A.D. Miller’s Snowdrops is a novel about Moscow, today’s Moscow, the one where somebody pays off gangsters to throw sulfuric acid in the eyes of the director of the Bolshoi. But in Snowdrops systemic graft has so compromised the criminal justice system that it barely appears at all in the midst of the anarchy. In this beautifully written English novel, which was a Booker prize finalist, every person and every institution made of people is corrupt. Anarchy permeates all just like the cold of a Moscow winter. And it’s a novel that’s as implacably real and engulfing to the senses as a long, freezing Muscovite winter.

Surely Russia has not always been so corrupt, but it probably has always been so cold and so vast. In this sense Miller, who is also a journalist, writes in a timeless and literary way.
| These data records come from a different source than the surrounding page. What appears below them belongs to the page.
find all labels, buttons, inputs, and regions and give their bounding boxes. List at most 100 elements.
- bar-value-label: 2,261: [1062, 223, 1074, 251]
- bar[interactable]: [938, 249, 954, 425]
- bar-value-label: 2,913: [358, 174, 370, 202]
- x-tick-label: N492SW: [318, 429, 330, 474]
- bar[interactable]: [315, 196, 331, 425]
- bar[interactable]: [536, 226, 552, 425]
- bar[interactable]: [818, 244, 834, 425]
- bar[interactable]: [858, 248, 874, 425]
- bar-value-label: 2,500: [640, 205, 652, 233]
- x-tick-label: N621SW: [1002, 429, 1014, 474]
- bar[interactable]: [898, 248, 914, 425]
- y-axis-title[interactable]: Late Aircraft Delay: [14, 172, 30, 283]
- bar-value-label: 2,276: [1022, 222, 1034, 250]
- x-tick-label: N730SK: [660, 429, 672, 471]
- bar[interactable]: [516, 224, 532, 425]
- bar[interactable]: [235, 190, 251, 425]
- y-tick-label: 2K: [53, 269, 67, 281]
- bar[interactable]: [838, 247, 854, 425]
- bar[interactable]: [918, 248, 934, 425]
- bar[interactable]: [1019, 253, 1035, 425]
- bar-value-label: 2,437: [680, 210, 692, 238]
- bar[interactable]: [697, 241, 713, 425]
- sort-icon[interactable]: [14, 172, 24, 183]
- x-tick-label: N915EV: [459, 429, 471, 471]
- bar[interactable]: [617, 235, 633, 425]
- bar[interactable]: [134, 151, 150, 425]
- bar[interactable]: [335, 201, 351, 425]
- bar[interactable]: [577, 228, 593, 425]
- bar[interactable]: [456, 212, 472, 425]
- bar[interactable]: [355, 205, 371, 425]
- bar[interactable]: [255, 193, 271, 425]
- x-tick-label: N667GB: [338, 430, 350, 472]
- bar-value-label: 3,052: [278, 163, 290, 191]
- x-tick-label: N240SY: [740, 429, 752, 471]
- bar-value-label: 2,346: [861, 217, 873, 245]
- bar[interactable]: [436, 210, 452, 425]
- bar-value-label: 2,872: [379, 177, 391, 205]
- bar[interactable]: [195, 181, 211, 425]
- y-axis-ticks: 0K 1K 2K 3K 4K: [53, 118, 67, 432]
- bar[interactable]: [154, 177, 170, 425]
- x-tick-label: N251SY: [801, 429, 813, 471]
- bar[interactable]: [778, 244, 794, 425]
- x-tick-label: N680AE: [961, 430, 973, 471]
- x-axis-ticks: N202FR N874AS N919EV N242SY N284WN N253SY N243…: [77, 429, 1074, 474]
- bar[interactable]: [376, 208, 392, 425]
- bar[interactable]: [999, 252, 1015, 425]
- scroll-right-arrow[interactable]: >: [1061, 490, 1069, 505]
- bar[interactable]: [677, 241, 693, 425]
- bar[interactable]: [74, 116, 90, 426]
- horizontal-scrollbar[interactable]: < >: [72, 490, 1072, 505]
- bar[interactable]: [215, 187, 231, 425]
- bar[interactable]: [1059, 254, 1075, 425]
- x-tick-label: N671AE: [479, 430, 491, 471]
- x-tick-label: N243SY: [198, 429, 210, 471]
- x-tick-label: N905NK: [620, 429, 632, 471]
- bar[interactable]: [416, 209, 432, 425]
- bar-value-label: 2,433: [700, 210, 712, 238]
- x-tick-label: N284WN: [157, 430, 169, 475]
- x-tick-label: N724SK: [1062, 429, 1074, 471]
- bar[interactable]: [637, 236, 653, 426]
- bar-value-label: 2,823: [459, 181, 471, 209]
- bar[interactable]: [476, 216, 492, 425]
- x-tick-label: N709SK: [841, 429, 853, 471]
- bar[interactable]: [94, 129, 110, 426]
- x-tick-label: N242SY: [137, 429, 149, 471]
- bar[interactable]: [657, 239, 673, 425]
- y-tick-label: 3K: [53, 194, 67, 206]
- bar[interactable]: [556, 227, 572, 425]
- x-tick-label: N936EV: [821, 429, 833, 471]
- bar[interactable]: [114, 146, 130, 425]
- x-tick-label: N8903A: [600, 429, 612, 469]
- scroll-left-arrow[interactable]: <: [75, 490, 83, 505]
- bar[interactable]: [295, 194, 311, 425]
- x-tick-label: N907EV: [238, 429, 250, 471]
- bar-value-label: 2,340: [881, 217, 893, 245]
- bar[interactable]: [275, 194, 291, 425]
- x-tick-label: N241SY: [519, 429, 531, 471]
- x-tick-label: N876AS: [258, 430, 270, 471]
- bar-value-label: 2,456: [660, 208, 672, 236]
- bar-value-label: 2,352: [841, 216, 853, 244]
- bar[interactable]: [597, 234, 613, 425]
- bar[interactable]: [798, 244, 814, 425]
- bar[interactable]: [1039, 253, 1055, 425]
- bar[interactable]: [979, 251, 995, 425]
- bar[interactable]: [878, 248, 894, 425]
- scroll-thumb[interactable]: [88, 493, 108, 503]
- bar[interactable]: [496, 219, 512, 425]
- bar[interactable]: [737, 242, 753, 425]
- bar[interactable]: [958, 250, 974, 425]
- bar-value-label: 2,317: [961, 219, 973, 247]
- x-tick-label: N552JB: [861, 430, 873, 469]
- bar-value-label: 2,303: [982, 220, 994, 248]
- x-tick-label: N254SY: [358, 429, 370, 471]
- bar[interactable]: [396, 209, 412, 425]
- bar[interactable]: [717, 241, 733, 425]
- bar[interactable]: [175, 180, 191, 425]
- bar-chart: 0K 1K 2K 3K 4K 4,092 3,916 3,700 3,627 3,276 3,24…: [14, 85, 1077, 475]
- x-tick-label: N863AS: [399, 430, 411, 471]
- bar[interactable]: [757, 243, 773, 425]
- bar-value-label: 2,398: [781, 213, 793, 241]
He shares in the secret wisdom of the novelists, playwrights, and poets who have been Russia’s biographers, a wisdom born of intimacy with the mighty indifference of nature, history, and humanity itself to the designs of the human individual. No wonder atheism is one of Russia’s major exports.

Says the character Ananyev in Chekhov’s story “Lights”:

And concentrating the whole world in myself in this way, I thought no more of cabs, of the town, and of Kisotchka, and abandoned myself to the sensation I was so fond of: that is, the sensation of fearful isolation when you feel that in the whole universe, dark and formless, you alone exist. It is a proud, demoniac sensation, only possible to Russians whose thoughts and sensations are as large, boundless, and gloomy as their plains, their forests, and their snow.

A.D. Miller writes about expatriates, yes, in addition to Russian natives, but his narrative is in so many ways pure Russian. Were he to set foot in A.D. Miller’s Moscow, Chekhov would know where he was immediately: lost. Lost as you can only be in Russia.